Favorite book when you were a child:

Gentle Ben by Walt Morey. I checked it out from the Ridgefield (Conn.) Public Library on August 9, 1984. I know because I still have it. At 10 cents a day, the overdue fines are now over $700. They can come after me if they want to. I'm still not returning it.

Your top five authors:

Aw, man. Could we expand this to 50? Okay, going alphabetically:

Lee Child: The only author who makes me drop everything the second he comes out with a new book.
Harlan Coben: The reigning master of the twist you never see coming.
Michael Connelly: The best police procedurals in the business (Harry Bosch) and the best legal thrillers (Mickey Haller).
Lisa Gardner: Plot. Prose. Character. Voice. Her game has no weakness.
John D. MacDonald: My desert island author.

Book you've faked reading:

Paradise Lose by Whatsisface Milton.
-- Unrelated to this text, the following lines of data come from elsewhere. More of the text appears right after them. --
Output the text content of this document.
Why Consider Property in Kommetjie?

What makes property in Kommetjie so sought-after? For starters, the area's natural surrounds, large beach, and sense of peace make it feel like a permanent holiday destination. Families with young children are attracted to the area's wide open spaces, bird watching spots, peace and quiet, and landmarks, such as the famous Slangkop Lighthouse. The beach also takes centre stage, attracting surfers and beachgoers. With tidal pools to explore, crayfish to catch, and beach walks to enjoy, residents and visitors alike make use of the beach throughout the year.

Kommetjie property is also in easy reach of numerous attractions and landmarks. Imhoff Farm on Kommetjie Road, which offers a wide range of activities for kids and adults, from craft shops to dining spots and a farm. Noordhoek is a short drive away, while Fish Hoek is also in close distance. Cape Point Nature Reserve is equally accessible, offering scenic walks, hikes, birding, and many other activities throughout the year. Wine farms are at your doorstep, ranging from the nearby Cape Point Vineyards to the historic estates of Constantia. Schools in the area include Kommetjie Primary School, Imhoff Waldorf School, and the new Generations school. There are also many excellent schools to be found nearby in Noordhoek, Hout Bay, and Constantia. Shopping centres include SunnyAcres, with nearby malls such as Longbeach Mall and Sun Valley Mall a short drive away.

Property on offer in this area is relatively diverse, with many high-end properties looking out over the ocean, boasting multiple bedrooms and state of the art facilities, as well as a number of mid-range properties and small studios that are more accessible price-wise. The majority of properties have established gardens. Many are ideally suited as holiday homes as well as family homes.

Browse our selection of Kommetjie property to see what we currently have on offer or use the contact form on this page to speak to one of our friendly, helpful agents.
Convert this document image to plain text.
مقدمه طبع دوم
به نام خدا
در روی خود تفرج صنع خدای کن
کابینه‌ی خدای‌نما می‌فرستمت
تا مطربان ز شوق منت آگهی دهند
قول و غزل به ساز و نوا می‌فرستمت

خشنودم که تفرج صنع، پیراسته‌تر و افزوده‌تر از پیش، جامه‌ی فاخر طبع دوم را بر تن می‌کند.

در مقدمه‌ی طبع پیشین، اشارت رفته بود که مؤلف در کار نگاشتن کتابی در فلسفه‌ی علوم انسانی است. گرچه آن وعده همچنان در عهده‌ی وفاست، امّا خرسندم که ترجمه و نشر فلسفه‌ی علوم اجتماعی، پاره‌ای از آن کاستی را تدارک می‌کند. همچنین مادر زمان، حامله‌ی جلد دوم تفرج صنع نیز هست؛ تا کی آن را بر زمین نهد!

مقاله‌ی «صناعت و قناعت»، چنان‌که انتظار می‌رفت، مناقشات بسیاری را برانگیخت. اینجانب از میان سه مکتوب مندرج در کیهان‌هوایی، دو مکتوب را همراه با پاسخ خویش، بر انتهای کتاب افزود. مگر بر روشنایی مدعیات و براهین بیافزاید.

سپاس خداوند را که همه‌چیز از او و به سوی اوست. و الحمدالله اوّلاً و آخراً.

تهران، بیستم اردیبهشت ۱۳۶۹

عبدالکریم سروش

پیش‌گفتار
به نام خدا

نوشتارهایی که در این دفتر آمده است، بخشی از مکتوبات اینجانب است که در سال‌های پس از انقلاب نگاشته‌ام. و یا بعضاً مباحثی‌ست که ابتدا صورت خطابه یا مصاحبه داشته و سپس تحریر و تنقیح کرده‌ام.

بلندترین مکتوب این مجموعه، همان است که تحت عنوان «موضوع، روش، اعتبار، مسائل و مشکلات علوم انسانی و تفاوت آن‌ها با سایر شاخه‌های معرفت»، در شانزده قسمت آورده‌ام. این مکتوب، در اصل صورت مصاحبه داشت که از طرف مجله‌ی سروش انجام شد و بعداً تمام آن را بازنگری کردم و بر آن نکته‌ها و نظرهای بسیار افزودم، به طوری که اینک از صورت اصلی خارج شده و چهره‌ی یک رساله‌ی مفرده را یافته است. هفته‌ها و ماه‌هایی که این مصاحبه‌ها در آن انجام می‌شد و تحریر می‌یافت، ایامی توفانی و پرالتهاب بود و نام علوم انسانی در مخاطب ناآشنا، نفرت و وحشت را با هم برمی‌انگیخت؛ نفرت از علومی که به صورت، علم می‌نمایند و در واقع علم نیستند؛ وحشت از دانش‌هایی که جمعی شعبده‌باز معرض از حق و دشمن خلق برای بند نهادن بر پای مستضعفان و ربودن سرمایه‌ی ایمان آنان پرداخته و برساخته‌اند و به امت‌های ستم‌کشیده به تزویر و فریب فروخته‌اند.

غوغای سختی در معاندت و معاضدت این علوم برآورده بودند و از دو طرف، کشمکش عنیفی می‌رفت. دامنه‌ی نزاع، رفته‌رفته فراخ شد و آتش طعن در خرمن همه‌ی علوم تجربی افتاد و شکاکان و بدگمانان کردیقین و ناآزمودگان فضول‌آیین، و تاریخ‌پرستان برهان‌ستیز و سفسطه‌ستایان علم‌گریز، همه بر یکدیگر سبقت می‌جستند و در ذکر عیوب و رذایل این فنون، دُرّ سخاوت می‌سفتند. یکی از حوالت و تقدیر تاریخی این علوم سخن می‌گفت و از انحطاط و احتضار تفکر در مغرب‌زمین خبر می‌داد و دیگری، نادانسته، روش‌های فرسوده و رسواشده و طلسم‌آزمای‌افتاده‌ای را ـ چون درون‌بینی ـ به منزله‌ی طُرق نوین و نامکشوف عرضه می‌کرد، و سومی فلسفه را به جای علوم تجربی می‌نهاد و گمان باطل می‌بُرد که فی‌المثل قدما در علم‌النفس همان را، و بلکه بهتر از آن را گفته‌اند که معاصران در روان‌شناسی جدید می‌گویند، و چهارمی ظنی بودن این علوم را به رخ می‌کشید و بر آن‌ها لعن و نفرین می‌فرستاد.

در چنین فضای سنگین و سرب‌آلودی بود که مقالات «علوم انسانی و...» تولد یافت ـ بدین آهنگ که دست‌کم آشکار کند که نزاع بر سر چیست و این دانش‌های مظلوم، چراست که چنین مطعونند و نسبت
I faked reading it in high school and college. Though I hear it ends well for Satan.

Book you're an evangelist for:

I have probably recommended Megan Abbott's Dare Me at no less than 30 book signings. "It's a book about cheerleaders," I tell people. And when they look at me funny, I say, "But it's sort of like cheerleaders meet Macbeth."

Book you've bought for the cover:

I have bought books for their titles, blurbs, dust jacket copy, first lines, awards or simply because I liked the prose on a random page I opened. But never once for the cover. What can I say? I'm colorblind.

Book that changed your life:

This is a really, really geeky answer. But I'm a geek, so... The Structure of Scientific Revolutions by Thomas Kuhn. It's a book about how science comes to adopt new paradigms, but its conclusions can be extended to virtually any human endeavor.

Favorite line from a book:

"Where's Papa going with that ax?" It's the first line from Charlotte's Web, another favorite book from childhood. All you have to do is add Mrs. Arable's response--"One of the pigs is a runt... Your father decided to do away with it"--and you have one of the great thriller takeoffs of all time.

Book you most want to read again for the first time:

To Kill a Mockingbird by Harper Lee. I've now read this book in three different decades of my life and gotten something completely different out of it each time. Maybe when I'm 90, I'll get everything out of it I should. And then I can die happy.

One thing from the reading universe you'd like to ban:

The phrase "guilty pleasure." It pains me when I talk to someone who says, "I can't wait to read (BOOK BY AUTHOR THEY REALLY LOVE) but first I have to get through (BOOK BY AUTHOR WHOSE NAME HAS BEEN REDACTED DUE TO PROFESSIONAL COURTESY)." Please don't slog through a book because you feel like you "should" read it, or because someone else has deemed it "important" or because, like a trip to the dentist, you feel like it's "good" for you. (Unless, of course, you really like going to the dentist--I'm cool with that.) If reading something gives you pleasure, don't feel guilty. Life is too short to go around apologizing for what's on your nightstand.